Kit Davies
Scottish aquaculture has been given the thumbs up from the Scottish Environment Protection Agency on the issue of harmful algal blooms.
However SEPA has accepted there is a need for more data.
Blooms are groups of naturally occurring species of microscopic algae that form part of plankton. Some species can lead to toxins in fish and shellfish, making them unfit for humans to eat. They can also kill fish in fish farms by choking their gills or reducing the oxygen content of the water.

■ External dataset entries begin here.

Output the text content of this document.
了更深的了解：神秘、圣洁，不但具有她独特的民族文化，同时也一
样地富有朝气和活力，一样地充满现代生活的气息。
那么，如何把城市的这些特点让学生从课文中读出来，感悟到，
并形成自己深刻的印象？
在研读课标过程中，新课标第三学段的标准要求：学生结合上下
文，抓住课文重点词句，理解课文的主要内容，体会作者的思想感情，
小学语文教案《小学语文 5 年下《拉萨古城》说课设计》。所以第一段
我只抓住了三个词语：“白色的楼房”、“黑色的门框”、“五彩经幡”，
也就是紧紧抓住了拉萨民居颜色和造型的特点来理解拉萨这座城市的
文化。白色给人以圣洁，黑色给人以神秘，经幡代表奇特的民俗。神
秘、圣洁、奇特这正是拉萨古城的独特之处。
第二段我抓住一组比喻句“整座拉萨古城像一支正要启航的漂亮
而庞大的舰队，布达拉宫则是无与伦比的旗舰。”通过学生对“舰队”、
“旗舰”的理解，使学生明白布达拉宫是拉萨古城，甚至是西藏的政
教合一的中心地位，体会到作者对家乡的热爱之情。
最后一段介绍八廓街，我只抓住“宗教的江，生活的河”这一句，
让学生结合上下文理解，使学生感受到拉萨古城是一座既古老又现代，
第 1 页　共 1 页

Environmental critics of Scottish fish farming have claimed that waste nutrients from fish farms have led to an increased occurrence of algal blooms, encourage toxic species to grow in place of harmless species, and make potentially toxic algae more poisonous.
Andy Rosie, SEPA's aquaculture specialist, said: "The review that we commissioned does not support any of these concerns. The report concludes the levels of nutrients from fish farms alone appear to be too little to have significant effects on, or be the cause of, the perceived changes in algal blooms, except perhaps in a few enriched and poorly flushed sea lochs.
"However, we do note the report's comments on the lack of data. This point has also been recognised by the ministerial working group on aquaculture, which has identified it as a priority for action.
"Monitoring of our tidal waters has been concentrated around the industrial parts of the Forth and Clyde estuaries, but as fish farming has grown in the remote inlets of the Highlands and Islands, there is a need to increase our data set here to better inform the regulatory process."
Where the review suggested there might be problems, SEPA would look at all the relevant factors to reduce the impact on the environment, said Rosie.